Nos anos logo após o fim da ditadura, era comum que os trabalhadores emprestassem seus carros, já velhos, para transportar outros trabalhadores e candidatos para atividades de campanha. Hoje em dia, uma carona para uma panfletagem, uma carreata, como em outros tempos, nem pensar. O trabalhador que emprestar terá de prestar contas, como se tivesse alugado seu veículo para a campanha.

O absurdo chega ao ponto de atingir atividades simples, como panfletagens. Imagine que você, convencido pelo programa de TV, resolve se integrar na campanha de um candidato, visita o comitê e participa de uma panfletagem. Algo simples, não? Milhares de brasileiros e brasileiras já fizeram isso. Mas, atualmente, a Justiça Eleitoral não considera natural você querer distribuir panfletos na entrada de uma fábrica ou em uma praça para o seu candidato. Na lógica da Justiça Eleitoral, este trabalho, voluntário simplesmente não se encaixa. Trata-se de um trabalho, que deve ser remunerado. Nessa lógica não cabe pessoas se apaixonando por idéias. Apenas cabos eleitorais, cuja atividade deve ser contabilizada, como um dia ou horas de trabalho.

Perseguição a militantes
Hoje em dia, em meio a tantas campanhas mercantis, onde impera a lei “do levar vantagem em tudo” causa estranhamento para a Justiça Eleitoral uma campanha voluntária. E, por isso, pretende-se criminalizar esse tipo de campanha. Mas, cabe ressaltar que, formalmente, este tipo de campanha voluntária, não é algo ilícito. Mas, na prática, está sendo condenada. E pior, os militantes, que atuam de maneira voluntária, podem ser criminalizados e multados.

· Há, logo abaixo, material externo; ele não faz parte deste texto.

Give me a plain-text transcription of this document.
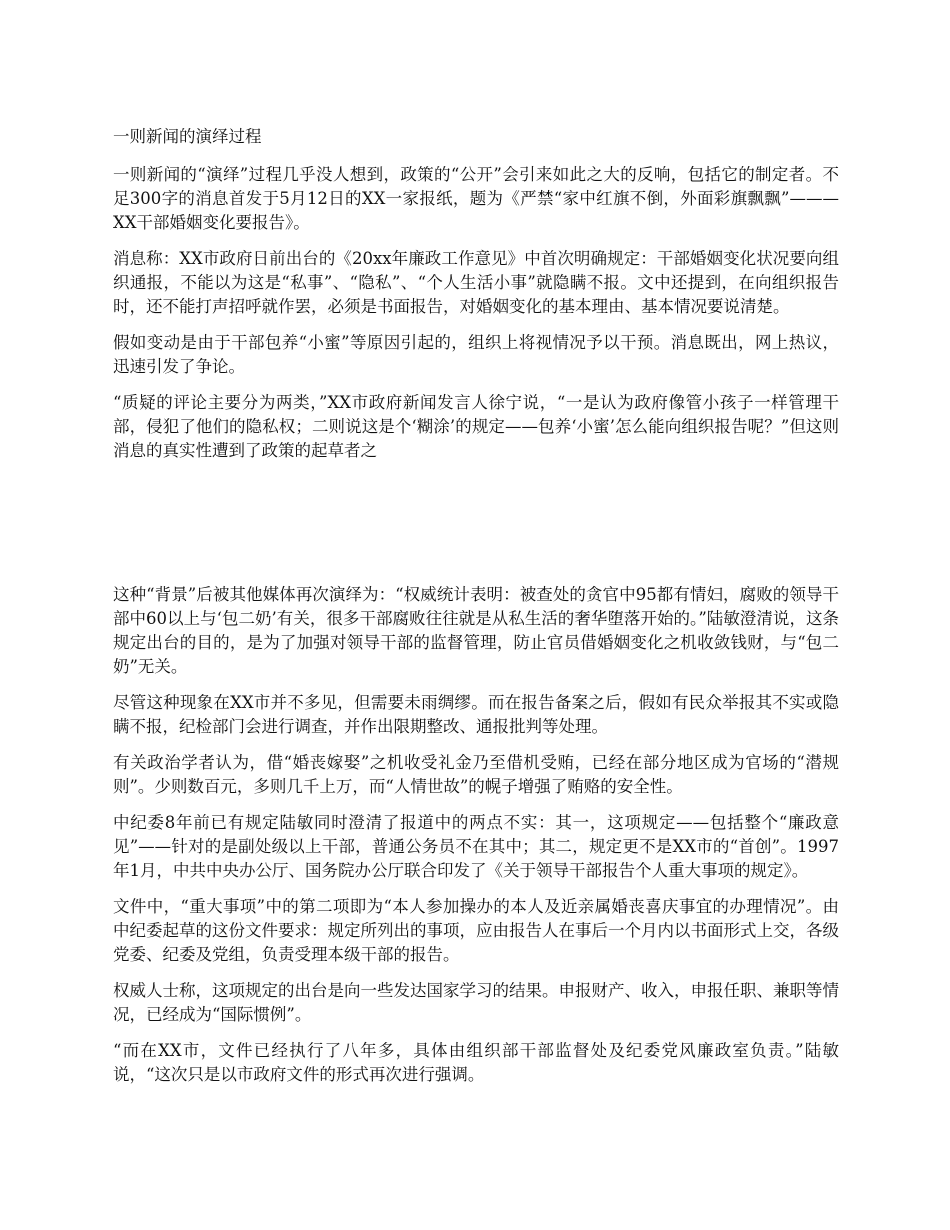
一则新闻的演绎过程

一则新闻的“演绎”过程几乎没人想到，政策的“公开”会引来如此之大的反响，包括它的制定者。不足300字的消息首发于5月12日的XX一家报纸，题为《严禁“家中红旗不倒，外面彩旗飘飘”———XX干部婚姻变化要报告》。

消息称：XX市政府日前出台的《20xx年廉政工作意见》中首次明确规定：干部婚姻变化状况要向组织通报，不能以为这是“私事”、“隐私”、“个人生活小事”就隐瞒不报。文中还提到，在向组织报告时，还不能打声招呼就作罢，必须是书面报告，对婚姻变化的基本理由、基本情况要说清楚。

假如变动是由于干部包养“小蜜”等原因引起的，组织上将视情况予以干预。消息既出，网上热议，迅速引发了争论。

“质疑的评论主要分为两类，”XX市政府新闻发言人徐宁说，“一是认为政府像管小孩子一样管理干部，侵犯了他们的隐私权；二则说这是个‘糊涂’的规定——包养‘小蜜’怎么能向组织报告呢？”但这则消息的真实性遭到了政策的起草者之

这种“背景”后被其他媒体再次演绎为：“权威统计表明：被查处的贪官中95都有情妇，腐败的领导干部中60以上与‘包二奶’有关，很多干部腐败往往就是从私生活的奢华堕落开始的。”陆敏澄清说，这条规定出台的目的，是为了加强对领导干部的监督管理，防止官员借婚姻变化之机收敛钱财，与“包二奶”无关。

尽管这种现象在XX市并不多见，但需要未雨绸缪。而在报告备案之后，假如有民众举报其不实或隐瞒不报，纪检部门会进行调查，并作出限期整改、通报批判等处理。

有关政治学者认为，借“婚丧嫁娶”之机收受礼金乃至借机受贿，已经在部分地区成为官场的“潜规则”。少则数百元，多则几千上万，而“人情世故”的幌子增强了贿赂的安全性。

中纪委8年前已有规定陆敏同时澄清了报道中的两点不实：其一，这项规定——包括整个“廉政意见”——针对的是副处级以上干部，普通公务员不在其中；其二，规定更不是XX市的“首创”。1997年1月，中共中央办公厅、国务院办公厅联合印发了《关于领导干部报告个人重大事项的规定》。

文件中，“重大事项”中的第二项即为“本人参加操办的本人及近亲属婚丧喜庆事宜的办理情况”。由中纪委起草的这份文件要求：规定所列出的事项，应由报告人在事后一个月内以书面形式上交，各级党委、纪委及党组，负责受理本级干部的报告。

权威人士称，这项规定的出台是向一些发达国家学习的结果。申报财产、收入，申报任职、兼职等情况，已经成为“国际惯例”。

“而在XX市，文件已经执行了八年多，具体由组织部干部监督处及纪委党风廉政室负责。”陆敏说，“这次只是以市政府文件的形式再次进行强调。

Pela lei – o Art. 16 da Resolução 23.217/2010 do TSE – as doações por trabalho militante, não financeiras, não devem ser contabilizadas entre os 10% que os trabalhadores podem doar. Mas, mesmo que a lei diga que este tipo de atividade sejam somente controladas e contabilizadas pela referência “Doação Estimável em Dinheiro”, o Ministério Público e a Justiça Eleitoral resolveram desencadear um verdadeiro ataque contra a militância voluntária.

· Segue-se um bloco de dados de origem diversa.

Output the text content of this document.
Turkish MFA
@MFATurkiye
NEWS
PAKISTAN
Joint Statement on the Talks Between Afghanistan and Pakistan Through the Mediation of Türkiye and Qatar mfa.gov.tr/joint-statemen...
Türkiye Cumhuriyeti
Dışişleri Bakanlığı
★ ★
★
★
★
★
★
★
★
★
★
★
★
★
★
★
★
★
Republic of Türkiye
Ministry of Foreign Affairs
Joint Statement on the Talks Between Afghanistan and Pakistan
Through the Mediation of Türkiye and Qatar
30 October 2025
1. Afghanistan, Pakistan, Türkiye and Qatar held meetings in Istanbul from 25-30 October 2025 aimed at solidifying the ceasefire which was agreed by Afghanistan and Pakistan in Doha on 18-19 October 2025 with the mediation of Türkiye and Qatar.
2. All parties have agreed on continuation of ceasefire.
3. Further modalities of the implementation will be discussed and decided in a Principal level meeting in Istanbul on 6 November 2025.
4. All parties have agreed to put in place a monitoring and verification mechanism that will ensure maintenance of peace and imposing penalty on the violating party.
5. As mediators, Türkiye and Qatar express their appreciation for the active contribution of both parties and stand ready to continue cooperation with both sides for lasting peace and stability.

Quebraram o sigilo fiscal de doadores militantes das campanhas eleitorais e estão processando vários dirigentes e militantes em todo Brasil. São processados inclusive estudantes que, por não terem renda, são considerados impedidos de “doar” para a campanha. Ou seja, somente é possível “doar” aquele que tem renda, em um retorno ao século XIX e ao voto censitário.

Militantes históricos, que tenham feito qualquer atividade voluntária nas campanhas, estão sendo processados. E partidos, como o PSTU, acusados de “Abuso do poder econômico”.

Desde os que panfletaram, diagramaram panfletos, advogaram, emprestaram os seus carros, nenhuma militância voluntária fica impune diante da cega injustiça. Enfim, enquanto tudo é permitido aos candidatos ligados ao grandes empresários e empreiteiras, aos trabalhadores excedem-se os rigores e distorções da lei.

O PSTU não aceita financiamento de campanha por parte de empresas e de grande empresários. Todos os militantes fazem campanha voluntariamente, sem entrar nos esquemas de cabos eleitorais, marqueteiros, e da lógica mercantil da campanha.

Chega a ser ridículo acusar o PSTU de cometer “abuso de poder econômico”. Este partido pobre que somente recebe doações de trabalhadores. Sendo a sua uma das campanhas eleitorais que menos gastou nas últimas eleições.

Infelizmente, este ataque vai além do patético. Representa uma ameaça real a militância voluntaria. Caso as multas venham a ser aplicadas, significa que militantes que recebem salário mínimo podem ser condenados a pagar multas de mais de R$ 25 reais.

Isto significa criminalizar a militância voluntária e ataca a legalidade do PSTU. Torna ilegal toda a campanha baseada nas forças dos próprios trabalhadores. Mantendo na legalidade as campanhas que se baseiam no financiamento de empreiteiras e bancos, que compram votos com cabos eleitorais e vendem influências nos governos de turno.

A conquista da democracia foi um passo fundamental na história do Brasil. Mas está democracia que está aí não atende aos interesses dos trabalhadores. É uma democracia que somente beneficia os ricos. É a democracia dos ricos e de seus representantes.